The Organization of the Petroleum Exporting Countries (OPEC) tentatively agreed to an oil output cut yesterday but was waiting for a commitment from non-OPEC heavyweight Russia before deciding the exact volumes for a production reduction aimed at propping up crude prices; Reuters reported quoting two sources from the group.
An OPEC delegate was quoted to have announced that the meeting concluded without the cartel deciding on the figure of the output cut adding that the debate would continue with non-OPEC members on Friday (today).
Russian Energy Minister Alexander Novak was said to have flown home from Vienna earlier for talks with President Vladimir Putin in St Petersburg. Novak returns to the Austrian capital today for discussions among Saudi-led OPEC and the group’s allies.
The price of crude has fallen almost a third since October but U.S. President Donald Trump has demanded the OPEC make oil even cheaper by refraining from output cuts.
“We hope to conclude something by the end of the day tomorrow (Friday) … We have to get the non-OPEC countries on board,” Saudi Energy Minister Khalid al-Falih told reporters before the OPEC meeting started.
“If everybody is not willing to join and contribute equally, we will wait until they are,” he said.
Possible output cuts by OPEC and its allies ranged from 0.5-1.5 million barrels per day (bpd), and 1 million bpd was acceptable, the Saudi minister said.
Several delegates said after the four-and-half hour closed-door meeting that many countries including Iran, Libya and Venezuela were seeking exemptions from cuts.

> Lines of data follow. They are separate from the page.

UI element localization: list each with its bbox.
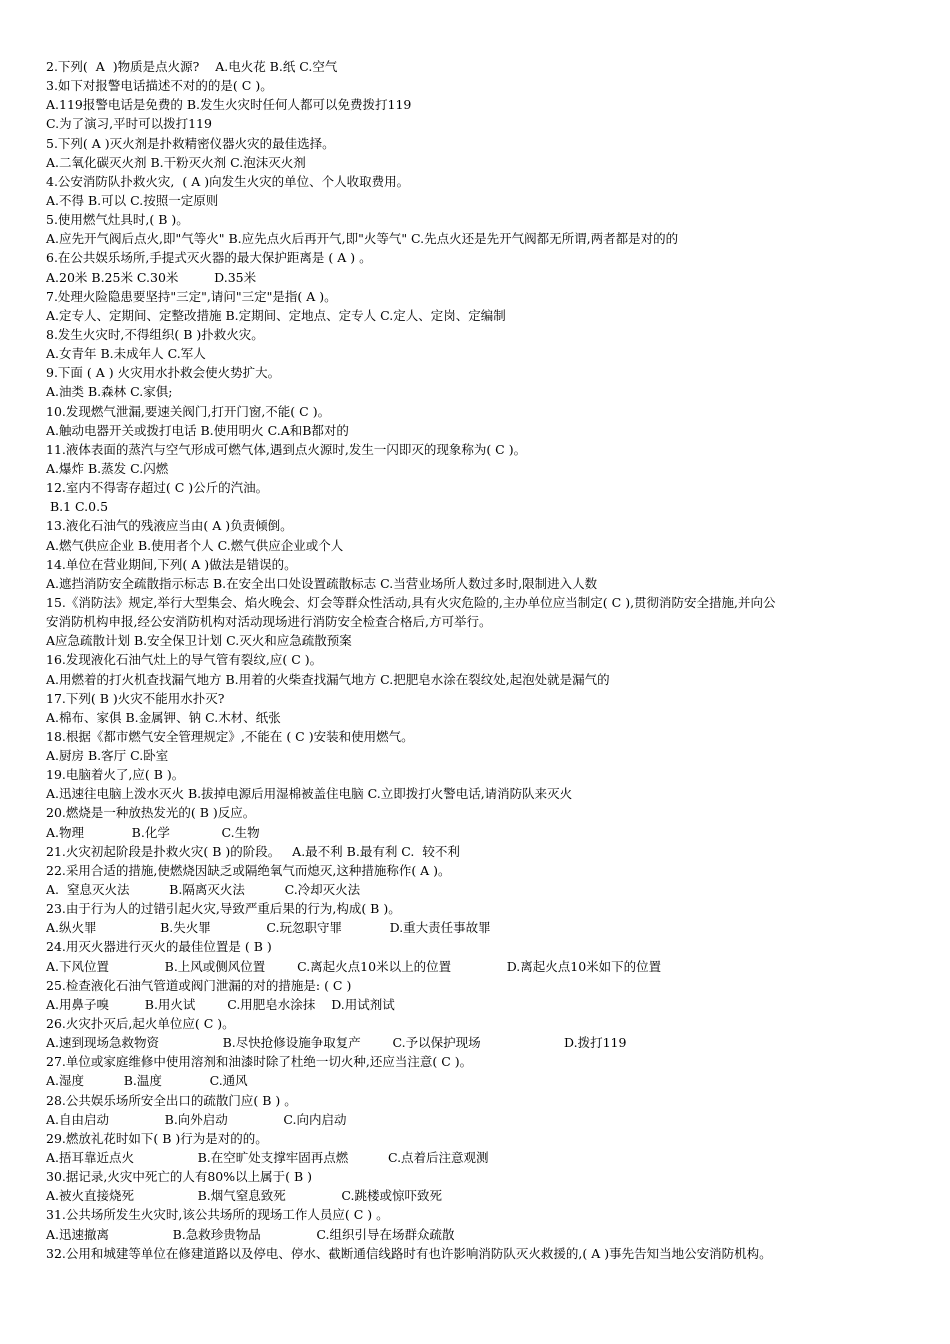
text-line: A. 窒息灭火法 B.隔离灭火法 C.冷却灭火法 [46, 882, 361, 898]
text-line: A.下风位置 B.上风或侧风位置 C.离起火点10米以上的位置 D.离起火点10米如下的位置 [46, 958, 662, 974]
text-line: A.物理 B.化学 C.生物 [46, 824, 260, 840]
text-line: 21.火灾初起阶段是扑救火灾( B )的阶段。 A.最不利 B.最有利 C. 较不利 [46, 843, 460, 859]
text-line: 6.在公共娱乐场所,手提式灭火器的最大保护距离是 ( A ) 。 [46, 250, 372, 266]
text-line: A.湿度 B.温度 C.通风 [46, 1073, 248, 1089]
text-line: A.用鼻子嗅 B.用火试 C.用肥皂水涂抹 D.用试剂试 [46, 996, 395, 1012]
text-line: 28.公共娱乐场所安全出口的疏散门应( B ) 。 [46, 1092, 297, 1108]
text-line: 25.检查液化石油气管道或阀门泄漏的对的措施是: ( C ) [46, 977, 352, 993]
text-line: 20.燃烧是一种放热发光的( B )反应。 [46, 805, 256, 821]
text-line: 2.下列( A )物质是点火源? A.电火花 B.纸 C.空气 [46, 59, 338, 74]
text-line: 7.处理火险隐患要坚持"三定",请问"三定"是指( A )。 [46, 288, 337, 304]
text-line: 23.由于行为人的过错引起火灾,导致严重后果的行为,构成( B )。 [46, 901, 401, 917]
text-line: 17.下列( B )火灾不能用水扑灭? [46, 690, 225, 706]
text-line: A.自由启动 B.向外启动 C.向内启动 [46, 1111, 347, 1127]
text-line: 13.液化石油气的残液应当由( A )负责倾倒。 [46, 518, 293, 534]
text-line: A应急疏散计划 B.安全保卫计划 C.灭火和应急疏散预案 [46, 633, 352, 649]
text-line: 24.用灭火器进行灭火的最佳位置是 ( B ) [46, 939, 272, 955]
text-line: 15.《消防法》规定,举行大型集会、焰火晚会、灯会等群众性活动,具有火灾危险的,主办单位应当制定( C ),贯彻消防安全措施,并向公 [46, 594, 776, 610]
text-line: A.迅速往电脑上泼水灭火 B.拔掉电源后用湿棉被盖住电脑 C.立即拨打火警电话,请消防队来灭火 [46, 786, 573, 802]
text-line: A.定专人、定期间、定整改措施 B.定期间、定地点、定专人 C.定人、定岗、定编制 [46, 307, 506, 323]
text-line: 安消防机构申报,经公安消防机构对活动现场进行消防安全检查合格后,方可举行。 [46, 614, 492, 630]
text-line: A.爆炸 B.蒸发 C.闪燃 [46, 460, 169, 476]
text-line: A.速到现场急救物资 B.尽快抢修设施争取复产 C.予以保护现场 D.拨打119 [46, 1035, 627, 1051]
text-line: A.迅速撤离 B.急救珍贵物品 C.组织引导在场群众疏散 [46, 1226, 455, 1242]
text-line: 11.液体表面的蒸汽与空气形成可燃气体,遇到点火源时,发生一闪即灭的现象称为( C )。 [46, 441, 527, 457]
text-line: 16.发现液化石油气灶上的导气管有裂纹,应( C )。 [46, 652, 323, 668]
text-line: A.捂耳靠近点火 B.在空旷处支撑牢固再点燃 C.点着后注意观测 [46, 1150, 489, 1166]
text-line: 5.使用燃气灶具时,( B )。 [46, 212, 189, 228]
document-page [46, 57, 926, 1263]
text-line: 12.室内不得寄存超过( C )公斤的汽油。 [46, 480, 269, 496]
text-line: 4.公安消防队扑救火灾, ( A )向发生火灾的单位、个人收取费用。 [46, 173, 410, 189]
text-line: 10.发现燃气泄漏,要速关阀门,打开门窗,不能( C )。 [46, 403, 331, 419]
text-line: A.20米 B.25米 C.30米 D.35米 [46, 269, 257, 285]
text-line: 27.单位或家庭维修中使用溶剂和油漆时除了杜绝一切火种,还应当注意( C )。 [46, 1054, 473, 1070]
text-line: 9.下面 ( A ) 火灾用水扑救会使火势扩大。 [46, 365, 281, 381]
text-line: 26.火灾扑灭后,起火单位应( C )。 [46, 1016, 235, 1032]
text-line: 22.采用合适的措施,使燃烧因缺乏或隔绝氧气而熄灭,这种措施称作( A )。 [46, 862, 451, 878]
text-line: A.纵火罪 B.失火罪 C.玩忽职守罪 D.重大责任事故罪 [46, 920, 491, 936]
text-line: 18.根据《都市燃气安全管理规定》,不能在 ( C )安装和使用燃气。 [46, 728, 414, 744]
text-line: A.触动电器开关或拨打电话 B.使用明火 C.A和B都对的 [46, 422, 349, 438]
text-line: 8.发生火灾时,不得组织( B )扑救火灾。 [46, 326, 264, 342]
text-line: A.油类 B.森林 C.家俱; [46, 384, 173, 400]
text-line: 19.电脑着火了,应( B )。 [46, 767, 185, 783]
text-line: A.遮挡消防安全疏散指示标志 B.在安全出口处设置疏散标志 C.当营业场所人数过多时,限制进入人数 [46, 575, 598, 591]
text-line: 14.单位在营业期间,下列( A )做法是错误的。 [46, 556, 297, 572]
text-line: A.二氧化碳灭火剂 B.干粉灭火剂 C.泡沫灭火剂 [46, 154, 306, 170]
text-line: A.119报警电话是免费的 B.发生火灾时任何人都可以免费拨打119 [46, 97, 412, 113]
text-line: 3.如下对报警电话描述不对的的是( C )。 [46, 78, 273, 94]
text-line: A.棉布、家俱 B.金属钾、钠 C.木材、纸张 [46, 709, 281, 725]
text-line: 30.据记录,火灾中死亡的人有80%以上属于( B ) [46, 1169, 313, 1185]
text-line: A.用燃着的打火机查找漏气地方 B.用着的火柴查找漏气地方 C.把肥皂水涂在裂纹处,起泡处就是漏气的 [46, 671, 610, 687]
text-line: A.厨房 B.客厅 C.卧室 [46, 748, 169, 764]
text-line: 31.公共场所发生火灾时,该公共场所的现场工作人员应( C ) 。 [46, 1207, 389, 1223]
text-line: A.不得 B.可以 C.按照一定原则 [46, 192, 219, 208]
text-line: A.被火直接烧死 B.烟气窒息致死 C.跳楼或惊吓致死 [46, 1188, 442, 1204]
text-line: 29.燃放礼花时如下( B )行为是对的的。 [46, 1130, 268, 1146]
text-line: C.为了演习,平时可以拨打119 [46, 116, 212, 132]
text-line: 32.公用和城建等单位在修建道路以及停电、停水、截断通信线路时有也许影响消防队灭火救援的,( A )事先告知当地公安消防机构。 [46, 1245, 772, 1261]
text-line: A.应先开气阀后点火,即"气等火" B.应先点火后再开气,即"火等气" C.先点火还是先开气阀都无所谓,两者都是对的的 [46, 231, 679, 247]
text-line: B.1 C.0.5 [46, 499, 109, 515]
text-line: A.燃气供应企业 B.使用者个人 C.燃气供应企业或个人 [46, 537, 344, 553]
text-line: 5.下列( A )灭火剂是扑救精密仪器火灾的最佳选择。 [46, 135, 335, 151]
text-line: A.女青年 B.未成年人 C.军人 [46, 346, 206, 362]
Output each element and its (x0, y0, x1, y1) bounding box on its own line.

The Minister of State for Petroleum Resources Dr. Ibe Kachikwu earlier before the meeting said the country would struggle to join the production cut.
Speaking in an interview with Bloomberg monitored by our reporter, the minister when asked whether Nigeria would be able to reduce production, said it would very difficult to do that, “but where we are now is that everybody must be seen to contribute. Obviously the smaller it is the more amenable it is to try and participate but the larger it is the more we will struggle to participate.”
I am keeping all fingers crossed, we have gotten exemptions three times understandably this time around I think there is a decision that everybody should be seen to chip in,” he said.
On the volume Nigeria might be asked to cut, he said, “we don’t know yet. Let’s go in there; I know it must be very small numbers,” adding that oil production stood at 1.73m b/d dropping from 2m b/d published in October by the oil ministry.
Nigeria’s oil production is projected to increase by 200,000 barrels per day with the coming on stream of the Egina oil field early 2019 but Kachikwu said this would have no impact if Nigeria joins the OPEC cut.
“The reality is that most of that is condensate. It is not pure crude. So, within the condensate philosophy we probably are still covered,” he said.
On the state of the country’s refineries the minister revealed that because negotiations with the prospective investors for the refineries’ repair was taking longer than expected, “The NNPC board in the last meeting took a position that by December 15th we should draw a ceiling whether we are going forward or not with the investors. We think that we would be able to go forward with some minor adjustments in terms of terms and by sometime first quarter of next year we should be able to see actual work begin at least with the initial ORBs.”